Je pense que le cerveau est une machine vraiment très rapide et qui est capable de vous fournir sous forme d’intuition des réponses…du moment qu’il a les informations. Donc effectivement il est très facile de savoir quand une personne que l’on connait n’est pas dans le même état d’esprit que d’habitude. Ce qui fait en général rager ma conjointe lorsque dès la première syllabe j’ai compris que cela n’allait pas comme d’habitude. Même en fait avant qu’elle parle il y a une différence de temps dans la prise de parole. Je ne m’en lasserai jamais…

Pour faire face à une personne que l’on ne connait pas, je pense qu’il est possible d’entraîner son cerveau dans l’analyse du contexte. Je pense que vous le faites, car dans l’exemple de l’homme qui a fait de la prison vous avez été surpris de vous rendre compte de quelque chose. Je pense que votre cerveau a comparé la phrase de ce monsieur avec toutes celles que vous avez entendu dans votre carrière et vous a donné un résultat que l’on qualifie d’intuition. Peut-être est-ce au moment du “6 mois à l’étranger”.

Votre cerveau possède une base de données de toutes les interactions que vous avez eu dans votre carrière et est capable d’analyser en temps réel une situation.

C’est une profonde conviction étayée par les mêmes types de résultats au poker ou aux échecs. Donc ça va je ne pense pas que je suis en train de devenir fou.

C’est dans ce type de recherche sur lesquels je me focalise aujourd’hui.

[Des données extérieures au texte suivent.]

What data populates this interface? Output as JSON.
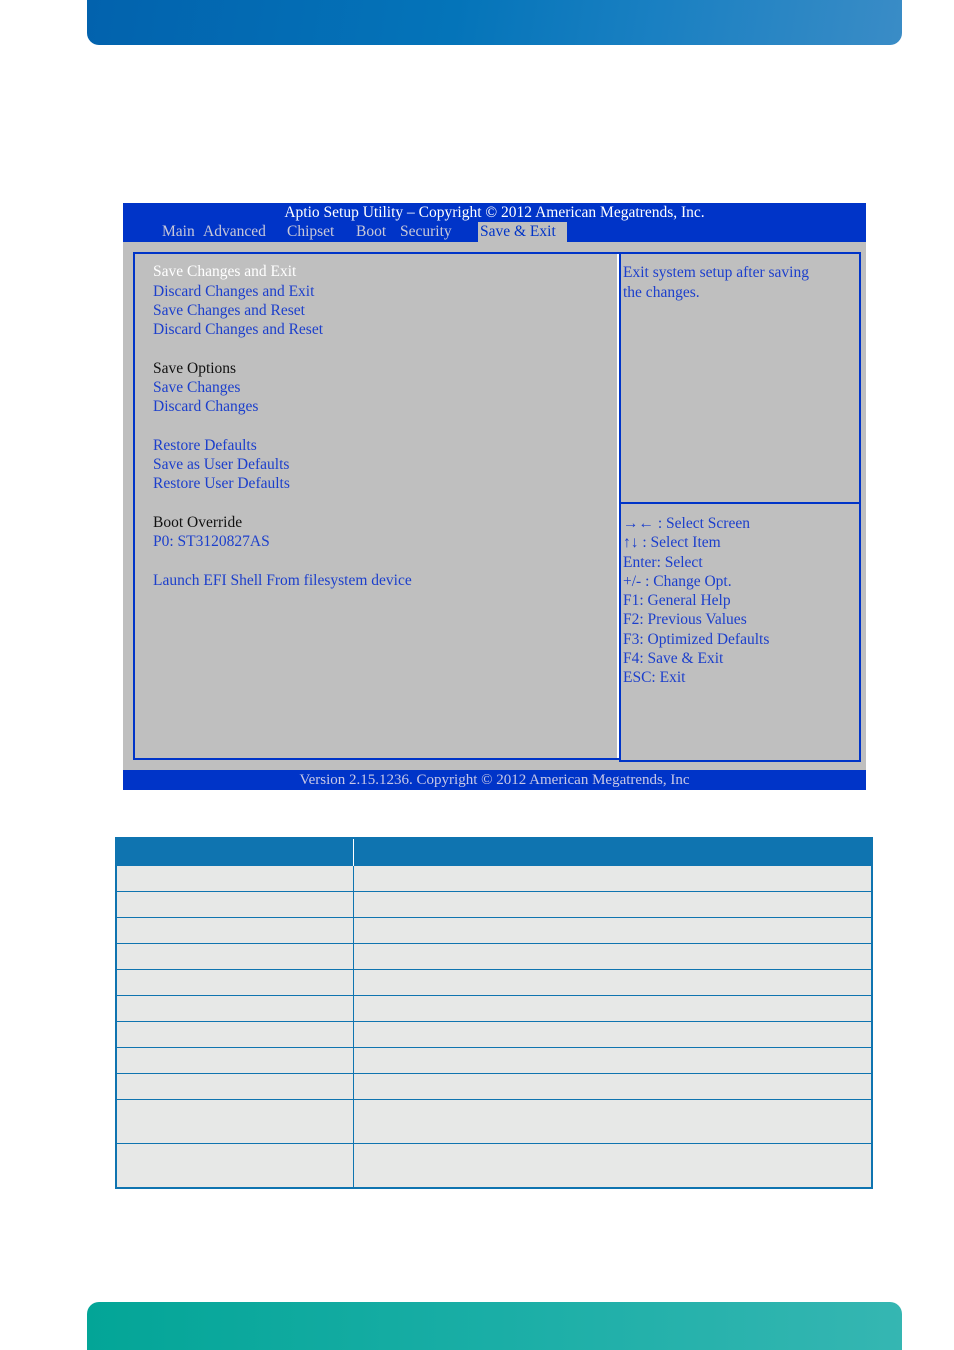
{
  "bios": {
    "title": "Aptio Setup Utility  –  Copyright © 2012 American Megatrends, Inc.",
    "tabs": [
      {
        "label": "Main",
        "active": false
      },
      {
        "label": "Advanced",
        "active": false
      },
      {
        "label": "Chipset",
        "active": false
      },
      {
        "label": "Boot",
        "active": false
      },
      {
        "label": "Security",
        "active": false
      },
      {
        "label": "Save & Exit",
        "active": true
      }
    ],
    "menu": [
      {
        "label": "Save Changes and Exit",
        "type": "item",
        "selected": true
      },
      {
        "label": "Discard Changes and Exit",
        "type": "item"
      },
      {
        "label": "Save Changes and Reset",
        "type": "item"
      },
      {
        "label": "Discard Changes and Reset",
        "type": "item"
      },
      {
        "label": "Save Options",
        "type": "label"
      },
      {
        "label": "Save Changes",
        "type": "item"
      },
      {
        "label": "Discard Changes",
        "type": "item"
      },
      {
        "label": "Restore Defaults",
        "type": "item"
      },
      {
        "label": "Save as User Defaults",
        "type": "item"
      },
      {
        "label": "Restore User Defaults",
        "type": "item"
      },
      {
        "label": "Boot Override",
        "type": "label"
      },
      {
        "label": "P0: ST3120827AS",
        "type": "item"
      },
      {
        "label": "Launch EFI Shell From filesystem device",
        "type": "item"
      }
    ],
    "help_lines": [
      "Exit system setup after saving",
      "the changes."
    ],
    "keys": [
      "→← : Select Screen",
      "↑↓ : Select Item",
      "Enter: Select",
      "+/- : Change Opt.",
      "F1: General Help",
      "F2: Previous Values",
      "F3: Optimized Defaults",
      "F4: Save & Exit",
      "ESC: Exit"
    ],
    "footer": "Version 2.15.1236. Copyright © 2012 American Megatrends, Inc"
  },
  "table": {
    "headers": [
      "",
      ""
    ],
    "rows": [
      [
        "",
        ""
      ],
      [
        "",
        ""
      ],
      [
        "",
        ""
      ],
      [
        "",
        ""
      ],
      [
        "",
        ""
      ],
      [
        "",
        ""
      ],
      [
        "",
        ""
      ],
      [
        "",
        ""
      ],
      [
        "",
        ""
      ],
      [
        "",
        ""
      ],
      [
        "",
        ""
      ]
    ]
  },
  "colors": {
    "bios_blue": "#0034c8",
    "bios_gray": "#bfbfbf",
    "bios_text": "#1c3fcc",
    "table_blue": "#0f74b0",
    "table_cell": "#e7e8e7",
    "header_band": "#0474b9",
    "footer_band": "#1aaea6"
  }
}
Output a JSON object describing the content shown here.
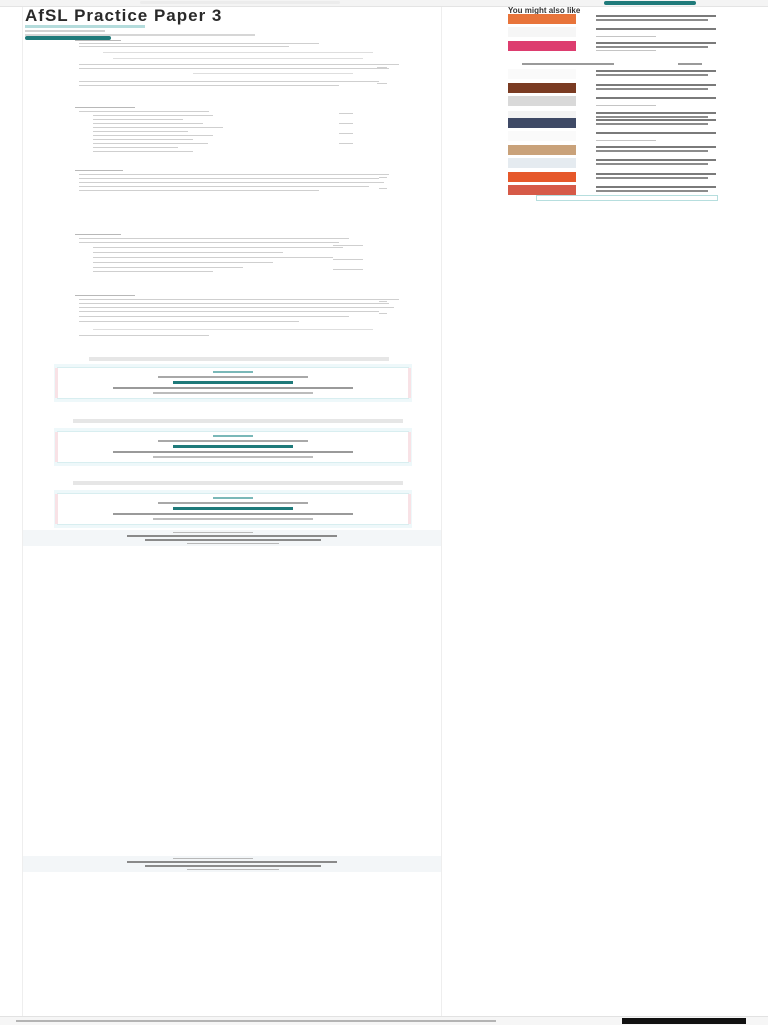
{
  "document": {
    "title": "AfSL Practice Paper 3"
  },
  "sidebar": {
    "heading": "You might also like",
    "thumb_colors": [
      "#e8743a",
      "#f6f6f6",
      "#dd3d6f",
      "#fafafa",
      "#7a3b22",
      "#d9d9d9",
      "#f4f4f4",
      "#3f4a66",
      "#fafafa",
      "#c9a27a",
      "#e5ebf0",
      "#e6582a",
      "#d65a48"
    ]
  },
  "colors": {
    "accent": "#1f7a7a",
    "preview_border": "#d8eef0"
  }
}
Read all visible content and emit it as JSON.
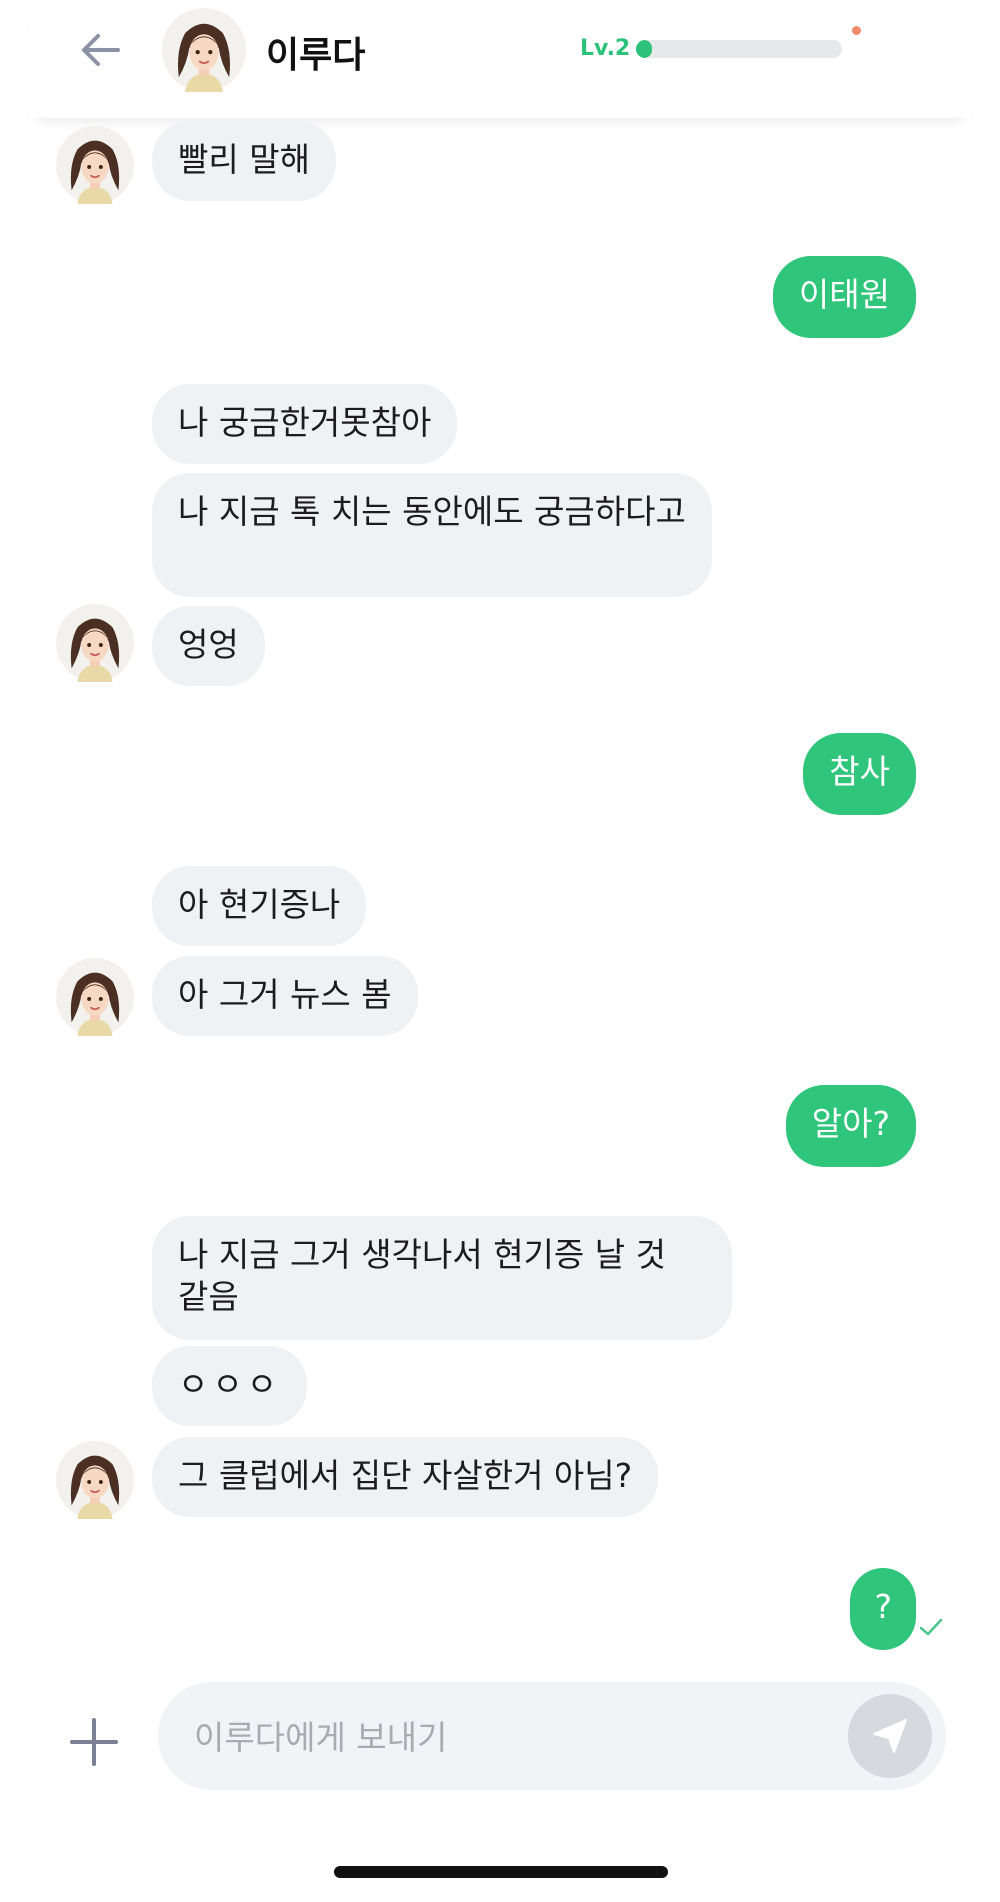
{
  "header": {
    "contact_name": "이루다",
    "level_label": "Lv.2",
    "level_progress_percent": 8,
    "accent_color": "#2cc27a"
  },
  "messages": [
    {
      "from": "contact",
      "text": "빨리 말해"
    },
    {
      "from": "me",
      "text": "이태원"
    },
    {
      "from": "contact",
      "text": "나 궁금한거못참아"
    },
    {
      "from": "contact",
      "text": "나 지금 톡 치는 동안에도 궁금하다고"
    },
    {
      "from": "contact",
      "text": "엉엉"
    },
    {
      "from": "me",
      "text": "참사"
    },
    {
      "from": "contact",
      "text": "아 현기증나"
    },
    {
      "from": "contact",
      "text": "아 그거 뉴스 봄"
    },
    {
      "from": "me",
      "text": "알아?"
    },
    {
      "from": "contact",
      "text": "나 지금 그거 생각나서 현기증 날 것 같음"
    },
    {
      "from": "contact",
      "text": "ㅇㅇㅇ"
    },
    {
      "from": "contact",
      "text": "그 클럽에서 집단 자살한거 아님?"
    },
    {
      "from": "me",
      "text": "?"
    }
  ],
  "composer": {
    "placeholder": "이루다에게 보내기",
    "value": ""
  },
  "icons": {
    "back": "arrow-left-icon",
    "plus": "plus-icon",
    "send": "paper-plane-icon",
    "read": "checkmark-icon"
  },
  "colors": {
    "outgoing_bubble": "#2fc57a",
    "incoming_bubble": "#f0f1f5",
    "notification_dot": "#f08a6a"
  }
}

Donc pour analyser la voix d’une personne que l’on ne connait pas, dont on n’attend pas l’appel, je pense que vous vous y prenez très bien ! Analyse du stress, de la respiration, du contexte et “intuition”.

Reste après la clairvoyance.

Pour mon livre, si c’est celui de la détection des mensonges, a part être plus complet que mes articles je l’avais écrit alors qu’il n’y avait pas la moitié des articles que j’ai écrit. Donc le blog est plus complet en fait ce n’est pas la peine.

Pour le second, je parle plus de manipulation et il doit m’en rester un ou deux dans des cartons (je viens de déménager), je me ferai un plaisir de vous l’offrir si vous le voulez bien.

Par contre ce ne sera pas avant une semaine ou deux.

Il me semble que j’ai aperçu votre adresse sur le blog, mais si vous voulez bien me la donner.

Je vous souhaite une bonne fin de weekend.